235. In CAMMINO – La V.I. della Madonna del Piastraio

Sono in attesa che don Simone, parroco di Stazzema e nostro concittadino, venga a consegnarci la venerata Immagine della Madonna del bell’amore detta, più familiarmente Madonna del Piastraio.

Ho scritto già un articolo sull’argomento (si può leggere cliccando sempre su questo sito la parola    bollettino   ) ma desidero aggiungere ancora qualcosa sperando poi, domani, di poter pubblicare un breve video per coloro cher oggi non potranno intervenire.

I particolari che mi hanno sempre colpito, fin da quando ho scoperto l’immagine della Madonna, sono due.

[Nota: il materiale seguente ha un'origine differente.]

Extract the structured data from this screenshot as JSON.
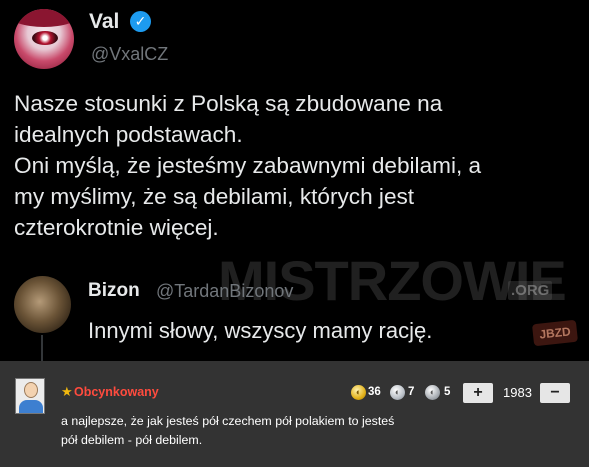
{
  "tweet": {
    "author_name": "Val",
    "verified_icon": "verified-badge-icon",
    "author_handle": "@VxalCZ",
    "text_lines": [
      "Nasze stosunki z Polską są zbudowane na",
      "idealnych podstawach.",
      "Oni myślą, że jesteśmy zabawnymi debilami, a",
      "my myślimy, że są debilami, których jest",
      "czterokrotnie więcej."
    ],
    "reply": {
      "author_name": "Bizon",
      "author_handle": "@TardanBizonov",
      "text": "Innymi słowy, wszyscy mamy rację."
    }
  },
  "watermark": {
    "text": "MISTRZOWIE",
    "suffix": ".ORG",
    "badge": "JBZD"
  },
  "comment": {
    "star_icon": "★",
    "username": "Obcynkowany",
    "coins": {
      "gold": "36",
      "silver": "7",
      "bronze": "5"
    },
    "vote_up": "+",
    "score": "1983",
    "vote_down": "−",
    "text_lines": [
      "a najlepsze, że jak jesteś pół czechem pół polakiem to jesteś",
      "pół debilem - pół debilem."
    ]
  },
  "colors": {
    "background": "#000000",
    "comment_bar": "#333333",
    "username": "#ff4b3e",
    "verified": "#1d9bf0"
  }
}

Il primo riguarda un particolare del quadro stesso, un particolare davvero unico almeno per quanto ne possa sapere. In braccio a Maria è raffigurato il Bambino Gesù ma al centro della scena c’è un “ostensorio” che raccoglie l’Ostia consacrata! La Madonna ha sguardo rivolto verso di noi, ci legge negli occhi quasi a chiederci: “Credi veramente che nell’Ostia consacrata sia presente Gesù, lo stesso Gesù che è morto per riscattarci dalle colpe e risorto per confermare la nostra fede?”

“Se ci credi veramente, inginocchiati e adora con il stessi sentimenti di fede saia il bambino che l’Ostia consacrata!” E infatti, a lato dello stesso dipinto compaiono due fedeli che adorano sia il Bambino che l’Eucarestia. Non aggiungo altro al riguardo ma il messaggio che ne viene è davvero fortissimo!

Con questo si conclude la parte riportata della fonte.